Если бы в эту минуту нашелся на свете хоть один добрый волшебник, который сказал бы мне: «Отдай душу, отдай завтрашний день и все остальные, сколько их еще у тебя будет, а взамен получишь вот сейчас, немедленно, две здоровых и сильных, широких, как лопаты, мужских руки», — я не колебался бы и одного мгновения. Я подхватил бы ее на эти руки, легкую, как воробей, и окоченевшую, как сосулька, и отнес домой, и по дороге я чувствовал бы, как щекочет мне щеку тугой завиток волос, выбившийся из-под ее шапочки, а там будь что будет. Но добрые волшебники живут только в детских сказках, а я давно не читаю сказок и давно не верю им — с той самой осени сорок седьмого года…

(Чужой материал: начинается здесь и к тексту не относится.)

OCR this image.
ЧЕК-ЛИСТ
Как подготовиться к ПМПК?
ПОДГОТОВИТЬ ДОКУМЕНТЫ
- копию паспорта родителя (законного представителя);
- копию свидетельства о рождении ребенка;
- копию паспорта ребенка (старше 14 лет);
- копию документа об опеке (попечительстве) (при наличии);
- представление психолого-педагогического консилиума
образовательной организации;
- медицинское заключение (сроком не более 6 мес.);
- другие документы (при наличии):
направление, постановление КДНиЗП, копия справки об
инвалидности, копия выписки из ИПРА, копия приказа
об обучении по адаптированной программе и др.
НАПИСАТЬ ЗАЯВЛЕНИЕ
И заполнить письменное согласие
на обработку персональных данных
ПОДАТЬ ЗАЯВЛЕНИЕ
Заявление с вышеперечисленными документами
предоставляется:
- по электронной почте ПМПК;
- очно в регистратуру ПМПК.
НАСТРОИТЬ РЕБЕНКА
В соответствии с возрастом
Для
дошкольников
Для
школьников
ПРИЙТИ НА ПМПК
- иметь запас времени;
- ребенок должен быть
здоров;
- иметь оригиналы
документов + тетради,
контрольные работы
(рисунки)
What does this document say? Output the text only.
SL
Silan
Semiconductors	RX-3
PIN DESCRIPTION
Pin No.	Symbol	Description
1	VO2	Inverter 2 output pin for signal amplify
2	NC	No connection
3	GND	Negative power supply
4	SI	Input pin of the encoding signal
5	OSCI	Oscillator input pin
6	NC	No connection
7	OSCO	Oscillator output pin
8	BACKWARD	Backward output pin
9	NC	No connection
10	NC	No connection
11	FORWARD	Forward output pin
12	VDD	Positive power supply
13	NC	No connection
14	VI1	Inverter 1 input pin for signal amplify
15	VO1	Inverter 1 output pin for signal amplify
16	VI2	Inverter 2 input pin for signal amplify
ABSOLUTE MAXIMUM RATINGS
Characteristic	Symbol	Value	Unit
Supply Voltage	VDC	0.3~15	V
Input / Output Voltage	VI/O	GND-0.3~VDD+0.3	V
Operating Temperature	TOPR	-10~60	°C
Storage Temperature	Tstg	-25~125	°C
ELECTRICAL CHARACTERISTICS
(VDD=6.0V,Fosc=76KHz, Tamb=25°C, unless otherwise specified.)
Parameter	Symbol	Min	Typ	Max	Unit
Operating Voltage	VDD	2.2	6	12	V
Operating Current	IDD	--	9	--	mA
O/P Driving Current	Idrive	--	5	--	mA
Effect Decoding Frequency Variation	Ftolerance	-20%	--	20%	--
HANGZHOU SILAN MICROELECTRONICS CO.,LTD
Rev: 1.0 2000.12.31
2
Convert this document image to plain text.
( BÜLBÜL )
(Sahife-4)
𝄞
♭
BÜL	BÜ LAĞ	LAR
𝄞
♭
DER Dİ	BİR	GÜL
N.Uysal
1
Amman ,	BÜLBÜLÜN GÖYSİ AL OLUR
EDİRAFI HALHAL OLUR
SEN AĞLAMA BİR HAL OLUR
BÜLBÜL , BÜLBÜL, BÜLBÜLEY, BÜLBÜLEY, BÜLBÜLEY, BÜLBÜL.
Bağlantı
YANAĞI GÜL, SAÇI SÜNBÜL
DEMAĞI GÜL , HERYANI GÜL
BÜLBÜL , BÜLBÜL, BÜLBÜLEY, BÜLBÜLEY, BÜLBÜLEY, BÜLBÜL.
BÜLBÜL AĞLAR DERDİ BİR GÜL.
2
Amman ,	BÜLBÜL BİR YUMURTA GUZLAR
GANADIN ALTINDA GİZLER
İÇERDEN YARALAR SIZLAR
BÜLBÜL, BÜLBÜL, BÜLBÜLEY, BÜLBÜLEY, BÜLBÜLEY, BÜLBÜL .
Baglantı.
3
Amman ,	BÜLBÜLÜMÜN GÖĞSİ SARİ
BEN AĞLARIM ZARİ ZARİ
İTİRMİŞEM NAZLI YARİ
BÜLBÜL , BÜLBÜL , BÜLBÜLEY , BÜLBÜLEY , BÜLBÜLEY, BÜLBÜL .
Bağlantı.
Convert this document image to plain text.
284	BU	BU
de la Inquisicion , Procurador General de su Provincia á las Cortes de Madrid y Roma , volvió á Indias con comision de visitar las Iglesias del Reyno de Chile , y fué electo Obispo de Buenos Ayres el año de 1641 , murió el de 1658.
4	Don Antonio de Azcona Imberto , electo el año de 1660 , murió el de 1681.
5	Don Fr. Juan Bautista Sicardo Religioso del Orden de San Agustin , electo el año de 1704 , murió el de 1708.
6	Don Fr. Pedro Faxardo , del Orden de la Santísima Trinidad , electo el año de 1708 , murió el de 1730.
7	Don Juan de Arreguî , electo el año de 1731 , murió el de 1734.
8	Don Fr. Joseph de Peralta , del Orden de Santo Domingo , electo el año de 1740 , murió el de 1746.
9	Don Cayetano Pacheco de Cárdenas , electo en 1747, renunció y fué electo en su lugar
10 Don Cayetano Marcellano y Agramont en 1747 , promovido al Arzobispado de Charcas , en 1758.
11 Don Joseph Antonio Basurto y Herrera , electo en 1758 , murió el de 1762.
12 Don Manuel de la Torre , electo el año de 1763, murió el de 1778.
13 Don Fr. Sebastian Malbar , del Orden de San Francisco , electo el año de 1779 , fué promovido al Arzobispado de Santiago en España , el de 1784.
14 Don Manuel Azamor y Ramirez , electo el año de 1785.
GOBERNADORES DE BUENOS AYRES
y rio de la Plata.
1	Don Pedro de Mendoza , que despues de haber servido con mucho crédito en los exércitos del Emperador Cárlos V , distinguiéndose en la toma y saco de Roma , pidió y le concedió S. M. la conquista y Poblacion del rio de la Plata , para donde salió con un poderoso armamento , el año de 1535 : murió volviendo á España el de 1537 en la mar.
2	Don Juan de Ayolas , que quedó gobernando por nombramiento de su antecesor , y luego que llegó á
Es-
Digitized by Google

Но Лида встала сама, так же медленно, как и падала, и пошла, покачиваясь, впереди меня по скользкому, присыпанному снегом тротуару, будто по ледяному карнизу над бездонной пропастью.
28
Иногда мне кажется, что во мне живут два совершенно разных человека. Один — напористый и энергичный: обложившись словарями, он читает в подлиннике Шекспира; неделями ковыряется в поломанном радиоприемнике; до хрипоты спорит на занятиях литературного кружка о современной поэзии — одним словом, обыкновенный парень, с некоторым опозданием заканчивающий филфак, в меру самоуверенный и в меру невежественный; второй — его полная противоположность: вялый скептик (чудак, на кой шут тебе этот Шекспир на английском, когда есть такие превосходные переводы!), склонный к нудному самоанализу (в любой мастерской твой приемник отремонтировали бы в сто раз быстрее и лучше, ты зря тратишь время и силы, это никому не нужно, ни тебе, ни другим), болезненно застенчивый и совершенно неспособный к действию (что изменится в твоей жизни, если ты даже поедешь с ребятами на картошку, все равно они будут работать, а ты валять дурака и создавать видимость работы, и от этого будет скверно не только тебе одному — всему курсу)… Как ни странно, эти двое довольно мирно уживаются во мне, только иногда они лениво спорят, и тогда мне кажется, что сам я отступаю в сторону и безучастно прислушиваюсь к ним, словно раздумываю, чья позиция мне ближе.
Первый
А все-таки, черт побери, я наловчился чистить картошку. Стоило только догадаться закрепить на месте нож, и сразу дело пошло на лад. Двадцать минут — и полная кастрюлька. А Данила когда-то говорил — час…
Второй
Не проще ли было сходить поужинать в столовую?
Первый
Конечно, проще, но разве дело в ужине!
Второй
А в чем же?
Первый
Неужели ты не понимаешь? Мне приятно, что я сообразил закрепить нож, что теперь я могу сварить картошку даже в три часа ночи, когда все столовые закрыты.
Второй
Очень хорошо! Но твоя картошка уже сварилась, она уже остывает. Почему ты не ешь?
Первый
Не хочется. Не хочется есть, это же экспериментальная картошка, я недавно обедал. Куда мне столько есть!..
Второй
Конечно, куда тебе столько есть… Да на твою картошку противно смотреть, не то, что есть. Ты острогал ее своим закрепленным ножом, как палку, — из трех килограммов едва набралась маленькая кастрюлька, а ты еще радуешься. Кого ты хочешь обмануть? Себя?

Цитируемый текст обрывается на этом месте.